I have a couple of things to add, speaking as Lucca now and not as a mod (or for SDN):
1. Racism exists, and the US is a racist country. Racism is not a pathology of individuals but a structural fact, like a hologram, that emerges from the relations and power transactions that occur between individuals, groups, institutions.
2. To answer the OP I think that “AA” (Med schools don’t use the same AA practiced in UG, but it’s a good enough shorthand) is a bandaid solution to a much deeper and complex problem that they have no way of directly tackling.
To answer the second question in the Op: I used to feel that benefiting from AA somehow devalued me in the eyes of my peers or gave me something further to prove to show that I “deserved” to be where I was or the accolades I won. I don’t feel this way anymore for 2 reasons:
A) if people think less of me just because I benefited from affirmative action without knowing anything else about me then that’s racist pure and simple and the goal of affirmative action (or diversity in education period) is not to make racist people less racist. I’ve had this occur sooo many times, from people saying I got a scholarship just because of my last name (and not, say, 99th percentile SAT and ACTs) to a teacher not recommending me for an advanced course in mathematics because “while I was good at math for an Hispanic” she did not feel I was “a hard enough worker” to succeed in that course. I went over her head, took it, and got an A. I see this kind of thing all the time on SDN, in this very thread even: the assumption that people of color don’t work hard even if they are able to achieve at the same level as anybody else, or without having any concrete knowledge of their achievements to begin with.

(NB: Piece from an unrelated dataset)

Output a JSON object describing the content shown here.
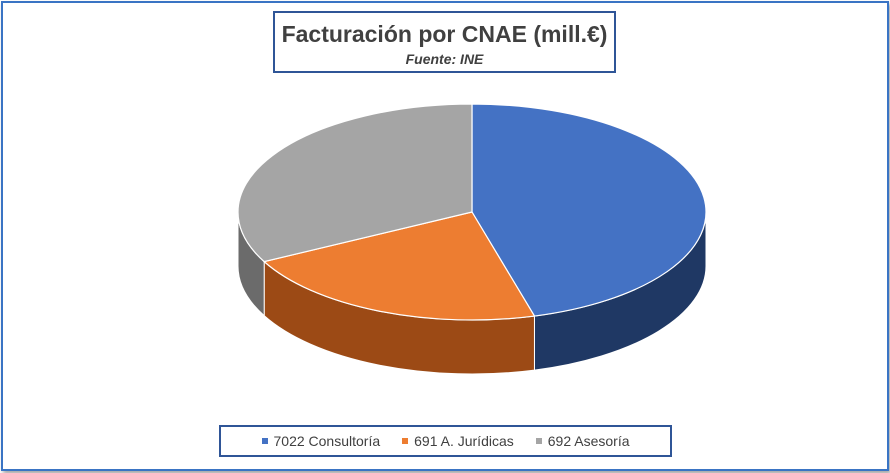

I also think it’s really weird and kind of sinister that people will say “aren’t you afraid people will think less of your achievements for being a student of color?” right after they automatically assume less of your achievements for being a student of color. You can’t control what people think nor should your or anyone really care because what others think of you has very little to do with education or your livelihood or anything. The work is the thing.

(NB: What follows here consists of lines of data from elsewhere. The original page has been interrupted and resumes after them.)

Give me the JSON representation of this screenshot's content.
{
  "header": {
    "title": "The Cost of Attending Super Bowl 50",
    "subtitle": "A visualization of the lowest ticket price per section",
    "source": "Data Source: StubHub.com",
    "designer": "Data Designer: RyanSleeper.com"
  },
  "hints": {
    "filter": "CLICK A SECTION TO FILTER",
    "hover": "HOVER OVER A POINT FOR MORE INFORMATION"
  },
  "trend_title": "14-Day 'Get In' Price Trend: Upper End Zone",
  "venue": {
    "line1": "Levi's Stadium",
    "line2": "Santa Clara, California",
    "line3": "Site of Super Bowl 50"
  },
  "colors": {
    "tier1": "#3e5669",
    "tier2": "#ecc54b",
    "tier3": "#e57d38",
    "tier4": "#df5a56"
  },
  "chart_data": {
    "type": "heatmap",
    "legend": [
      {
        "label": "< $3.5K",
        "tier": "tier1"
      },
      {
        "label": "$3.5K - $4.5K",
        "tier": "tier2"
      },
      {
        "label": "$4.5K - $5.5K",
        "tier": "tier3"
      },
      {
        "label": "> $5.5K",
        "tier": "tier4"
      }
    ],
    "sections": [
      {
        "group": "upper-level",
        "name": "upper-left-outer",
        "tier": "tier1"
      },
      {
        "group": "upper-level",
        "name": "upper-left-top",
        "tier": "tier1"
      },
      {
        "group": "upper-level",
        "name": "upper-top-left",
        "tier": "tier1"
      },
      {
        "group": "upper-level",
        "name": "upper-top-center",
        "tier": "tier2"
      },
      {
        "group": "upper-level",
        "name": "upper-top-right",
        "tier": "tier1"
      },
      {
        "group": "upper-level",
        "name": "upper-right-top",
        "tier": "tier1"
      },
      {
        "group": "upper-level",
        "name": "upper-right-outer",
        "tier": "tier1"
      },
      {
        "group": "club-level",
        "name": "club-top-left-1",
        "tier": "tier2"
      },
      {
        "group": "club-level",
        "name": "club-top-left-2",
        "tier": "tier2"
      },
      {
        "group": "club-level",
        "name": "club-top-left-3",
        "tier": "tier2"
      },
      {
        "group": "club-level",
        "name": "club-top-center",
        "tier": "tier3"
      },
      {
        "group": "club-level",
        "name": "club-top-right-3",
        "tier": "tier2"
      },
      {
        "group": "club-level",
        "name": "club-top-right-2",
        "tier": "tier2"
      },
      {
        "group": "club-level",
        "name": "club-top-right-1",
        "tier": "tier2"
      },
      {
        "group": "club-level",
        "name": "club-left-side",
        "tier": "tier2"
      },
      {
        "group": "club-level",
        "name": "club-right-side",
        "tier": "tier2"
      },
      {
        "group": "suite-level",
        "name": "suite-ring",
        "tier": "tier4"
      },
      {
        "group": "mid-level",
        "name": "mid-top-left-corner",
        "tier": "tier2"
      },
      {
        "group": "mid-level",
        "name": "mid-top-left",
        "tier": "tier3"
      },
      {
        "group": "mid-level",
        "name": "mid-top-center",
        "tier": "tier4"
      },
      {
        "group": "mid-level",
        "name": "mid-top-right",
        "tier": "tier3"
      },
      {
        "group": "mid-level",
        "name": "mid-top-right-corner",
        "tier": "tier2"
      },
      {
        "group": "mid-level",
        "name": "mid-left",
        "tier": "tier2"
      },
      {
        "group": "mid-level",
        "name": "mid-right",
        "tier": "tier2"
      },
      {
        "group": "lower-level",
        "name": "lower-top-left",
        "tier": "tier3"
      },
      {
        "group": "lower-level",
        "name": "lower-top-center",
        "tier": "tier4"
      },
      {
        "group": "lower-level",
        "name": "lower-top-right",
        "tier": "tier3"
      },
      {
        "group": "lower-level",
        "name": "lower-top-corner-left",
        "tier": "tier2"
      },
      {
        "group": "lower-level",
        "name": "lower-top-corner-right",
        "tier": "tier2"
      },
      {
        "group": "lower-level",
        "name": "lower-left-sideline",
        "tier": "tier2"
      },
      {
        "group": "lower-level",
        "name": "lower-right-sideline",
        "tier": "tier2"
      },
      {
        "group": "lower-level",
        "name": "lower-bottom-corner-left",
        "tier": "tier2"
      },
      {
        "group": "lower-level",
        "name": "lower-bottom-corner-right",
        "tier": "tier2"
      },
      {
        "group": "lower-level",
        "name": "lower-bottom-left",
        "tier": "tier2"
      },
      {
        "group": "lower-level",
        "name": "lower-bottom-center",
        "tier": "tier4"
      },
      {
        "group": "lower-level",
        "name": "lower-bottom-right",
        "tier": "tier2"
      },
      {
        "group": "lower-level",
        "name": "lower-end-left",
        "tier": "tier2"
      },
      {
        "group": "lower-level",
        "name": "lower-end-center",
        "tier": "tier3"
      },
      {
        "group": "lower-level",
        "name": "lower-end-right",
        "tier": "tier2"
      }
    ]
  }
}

B) everyone deserves access to education and it should be universal. Humans are creative beings and education gives us the tool to make the most of our labor or change what we do with our lives. Nobody “deserves” to be anywhere more than anyone else. The scarcity of educational resources that drives competition is artificial and should not exist. There should not be a single concentrated period of time to be educated, but education should be free and liberal and either focused and academic or deeply technical and practical, or both, but everyone should have the opportunity to pursue it whenever they want. Utopian, I know, but at the heart of it is a simple idea: there is no deserve, there is only can you succeed at what you set out to do or not and while educational resources are artificially scarce and racism and segregation persist in the US, then efforts should be made to ensure people of color are well represented (and are they? Texas is 20% Black but my undergrad was less than 10% Black in spite of AA). In medical school, the vast majority of URMs are able to graduate and become physicians. That’s the goal of med school, not to exclusicely accept people so wickedly academic that they don’t even need lectures or guidance or anything other than coffee and access to a library to learn material.

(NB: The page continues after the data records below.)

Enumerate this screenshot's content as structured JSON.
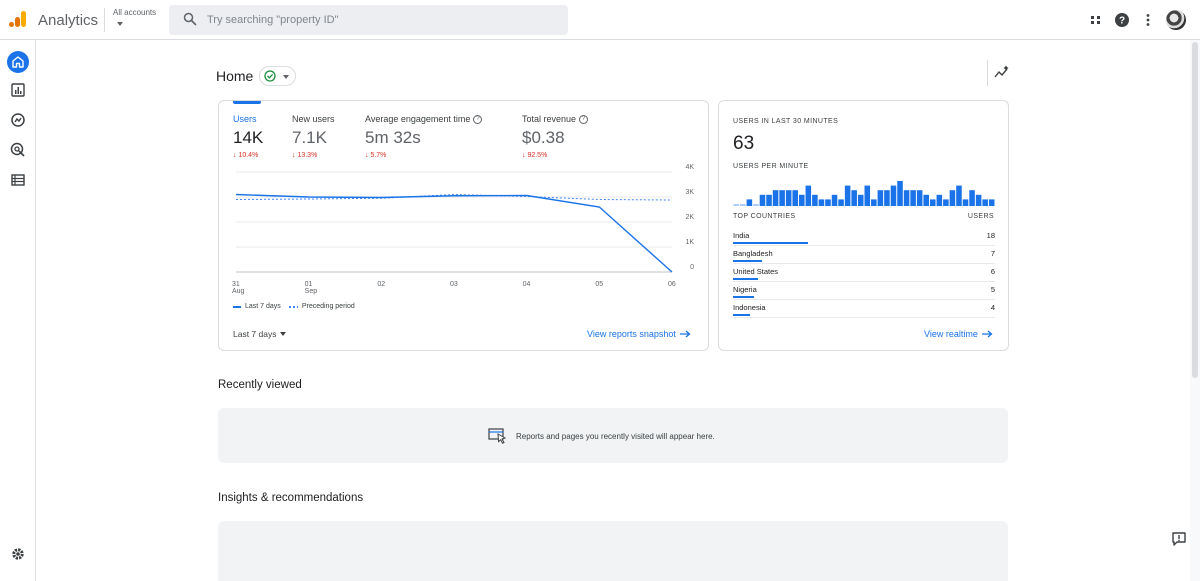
{
  "header": {
    "app_title": "Analytics",
    "account_label": "All accounts",
    "search_placeholder": "Try searching \"property ID\"",
    "icons": [
      "apps-grid-icon",
      "help-icon",
      "more-vert-icon",
      "avatar"
    ]
  },
  "nav": {
    "items": [
      "home-icon",
      "reports-icon",
      "explore-icon",
      "advertising-icon",
      "configure-icon"
    ],
    "bottom": "settings-icon"
  },
  "page": {
    "title": "Home"
  },
  "overview": {
    "metrics": [
      {
        "label": "Users",
        "value": "14K",
        "change": "10.4%"
      },
      {
        "label": "New users",
        "value": "7.1K",
        "change": "13.3%"
      },
      {
        "label": "Average engagement time",
        "value": "5m 32s",
        "change": "5.7%"
      },
      {
        "label": "Total revenue",
        "value": "$0.38",
        "change": "92.5%"
      }
    ],
    "legend_current": "Last 7 days",
    "legend_previous": "Preceding period",
    "date_range": "Last 7 days",
    "link": "View reports snapshot"
  },
  "chart_data": {
    "type": "line",
    "x": [
      "31 Aug",
      "01 Sep",
      "02",
      "03",
      "04",
      "05",
      "06"
    ],
    "x_ticks": [
      [
        "31",
        "Aug"
      ],
      [
        "01",
        "Sep"
      ],
      [
        "02",
        ""
      ],
      [
        "03",
        ""
      ],
      [
        "04",
        ""
      ],
      [
        "05",
        ""
      ],
      [
        "06",
        ""
      ]
    ],
    "series": [
      {
        "name": "Last 7 days",
        "values": [
          3100,
          3000,
          2980,
          3050,
          3060,
          2600,
          0
        ],
        "style": "solid",
        "color": "#1a73e8"
      },
      {
        "name": "Preceding period",
        "values": [
          2900,
          2920,
          2950,
          3100,
          3020,
          2900,
          2880
        ],
        "style": "dashed",
        "color": "#4285f4"
      }
    ],
    "y_ticks": [
      "4K",
      "3K",
      "2K",
      "1K",
      "0"
    ],
    "ylim": [
      0,
      4000
    ],
    "grid": true
  },
  "realtime": {
    "title": "USERS IN LAST 30 MINUTES",
    "value": "63",
    "per_minute_label": "USERS PER MINUTE",
    "per_minute": [
      0,
      0,
      1,
      0,
      2,
      2,
      3,
      3,
      3,
      3,
      2,
      4,
      2,
      1,
      1,
      2,
      1,
      4,
      3,
      2,
      4,
      1,
      3,
      3,
      4,
      5,
      3,
      3,
      3,
      2,
      1,
      2,
      1,
      3,
      4,
      1,
      3,
      2,
      1,
      1
    ],
    "countries_header": "TOP COUNTRIES",
    "users_header": "USERS",
    "countries": [
      {
        "name": "India",
        "users": "18",
        "share": 1.0
      },
      {
        "name": "Bangladesh",
        "users": "7",
        "share": 0.39
      },
      {
        "name": "United States",
        "users": "6",
        "share": 0.33
      },
      {
        "name": "Nigeria",
        "users": "5",
        "share": 0.28
      },
      {
        "name": "Indonesia",
        "users": "4",
        "share": 0.22
      }
    ],
    "link": "View realtime",
    "bar_color": "#1a73e8"
  },
  "recently_viewed": {
    "title": "Recently viewed",
    "message": "Reports and pages you recently visited will appear here."
  },
  "insights": {
    "title": "Insights & recommendations"
  }
}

3. SES: AAMC issues guidelines on how to use SES in admissions. It’s definitely already a factor, regardless of the applicant’s race. I’m sure that when Paul Farmer applied to Duke and Harvard Med the fact that he grew up in an abandoned bus had a lot to do with how closely his application was read. Same goes for Dr. Q going from undocumented immigrant to med student vs. any other Hispanic applicant who came from privilege; there are definitely degrees and being a URM is not in and of itself a golden key to academia. I know plenty of URMs with lower stars who have had to take postbaccs and reapply or go for different careers. Also, AAMC also has released data on SES breakdowns by ethnicity and race. I can look for it later but I’ll tell you that in spite of lower SES whites being a numerically larger group that minorities are more likely to come from lower SES.
4. I think that Asians are being unfairly discriminated against in many cases because there are very large communities of Filipino, Vietnamese and other non SE Asian minority groups that need docs, healthcare workers but at many schools all Asians are lumped together into one big category. Always seemed like a really weird thing to do for a continent that has nearly half the worlds population. Also, I think that Asians are often used as scapegoats by actual white supremacists and well-meaning but confused white people to say that higher education is racist. The existence of, say, something like quotas for Asians is 100%, definitely discriminatory, but the destruction of these quotas does not necessarily mean ending AA altogether. That option is of course never considered because the ultimate pervading fear, in my opinion, driving political efforts to undermine AA is a fear of whites being pushed out of a well regarded, stable, upwardly mobile, lucrative profession because they have a racist impression of Asians as robotic hyperacjievers they could never possibly compete with. Maybe this is an American complex leftover from losing to rice farmers in Vietnam or slowly ceding the world economy to China, who knows. I’ve lived across the pond for half a year now and I’ve never heard someone talk about Asians in higher education the way they do in the US.